Just a wee domestic


It looks more and more as if Tories down south don't really understand how to deal with real life.

We've been told by several Tory grandees over the weekend that a male MP pushing a woman against a pillar, then grabbing her by the neck and shoving her out of the fancy hall where the Tories were meeting is nothing to make a fuss about. Pretty justified, according to quite a few Tories - sadly, some of them women. Apparently, the woman involved (but not the other women with her) could have been concealing a weapon, despite the fact that she was in evening dress and wearing a sash that proclaimed for all to see that she was not a terrorist but a climate protester. Not to mention that the security must have been crap for her and her pals to get in in the first place.

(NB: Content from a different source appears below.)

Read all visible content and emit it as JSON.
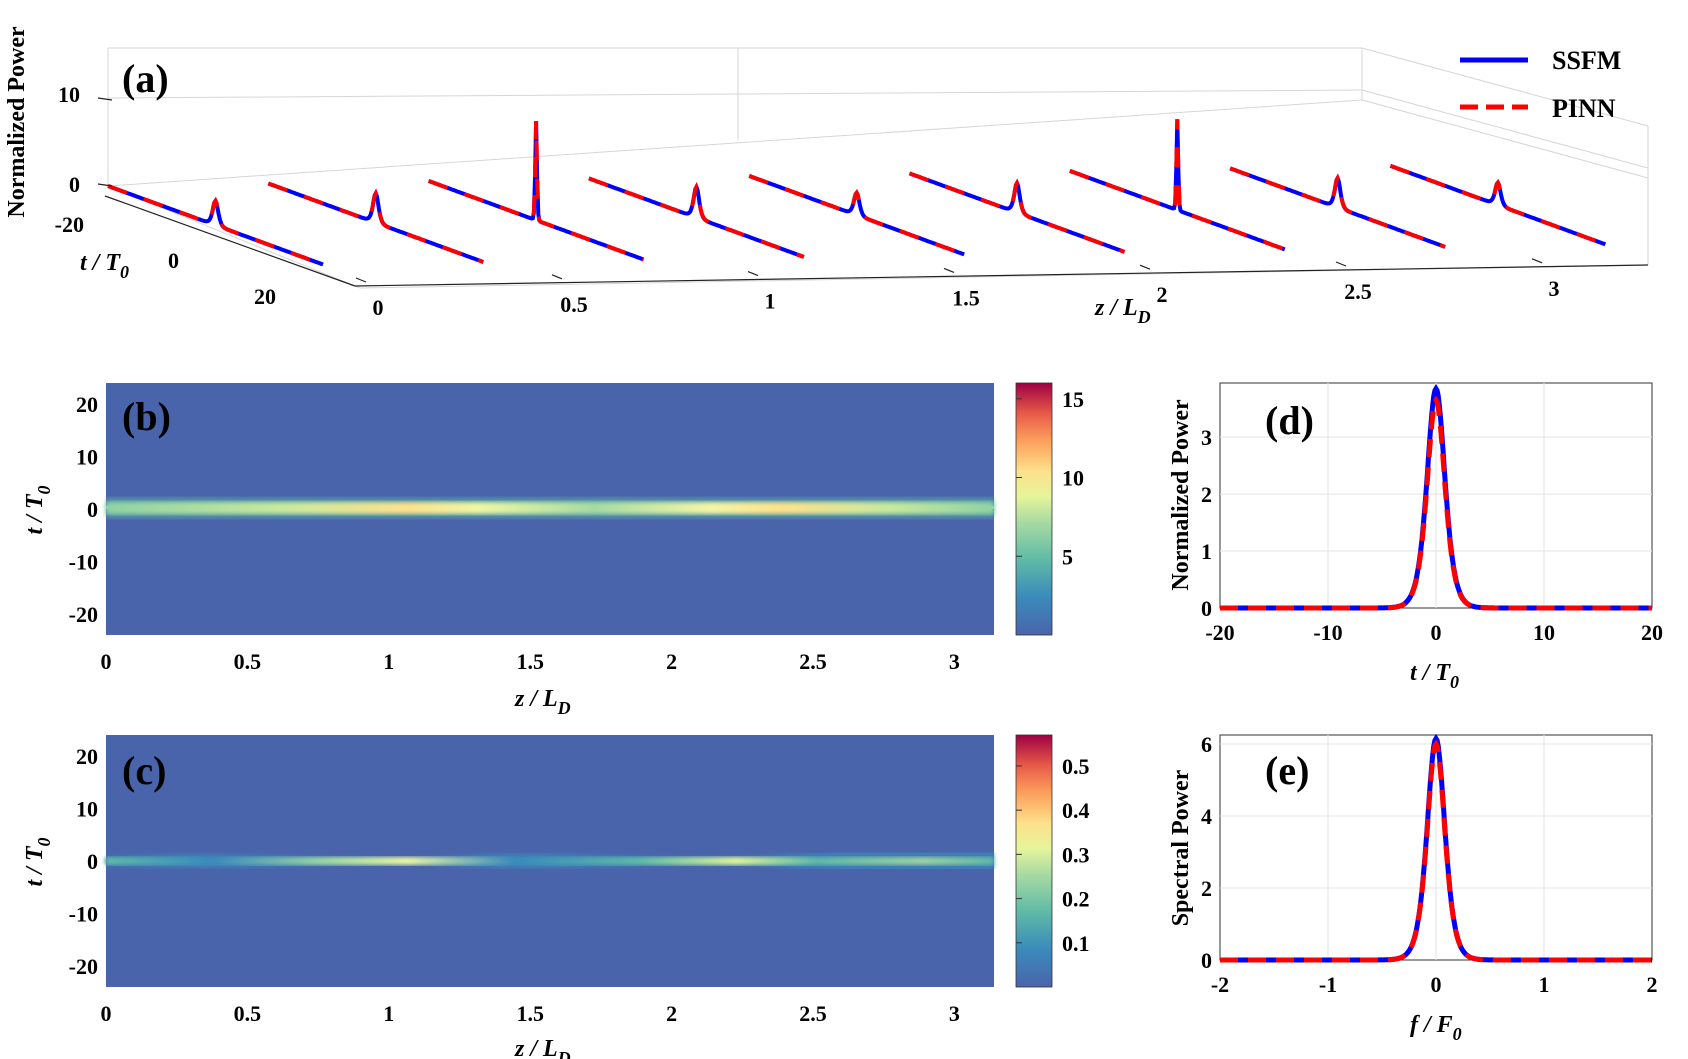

Then we heard that one of the candidates to be prime minister had a bust-up with his girlfriend in her flat, so loud that the neighbours called the police. First of all, there's this question: when the hell did this man find the time to get in tow with a woman who is not his wife and then move in with her, when every other MP seems to have been chained to his or her seat in Westminster? Not that I expect a response. And of course, it wasn't a big deal, this bust-up, and quite definitely nobody's business except theirs, according to members of the Tory party, even if the woman was shouting at him to 'get off me.' And anyway, the neighbours had no right reporting this. It was private. There are a few women around who could tell us what 'private' means in the setting of domestic abuse.

In both of these cases, I'm going to suggest a solution: contact Police Scotland.

Police Scotland has a Violence Reduction Unit, which has - for years now - been doing excellent work in reducing domestic abuse among other forms of violence. One of the rules of their programme is: don't dismiss assaults as 'just a wee domestic.'

It looks as if the Violence Reduction Unit's very successful work in reducing knife crime is being taken up by police forces down south, especially in Greater London.

Maybe they could have a look at what Scotland is doing to reduce domestic abuse too. They might learn something.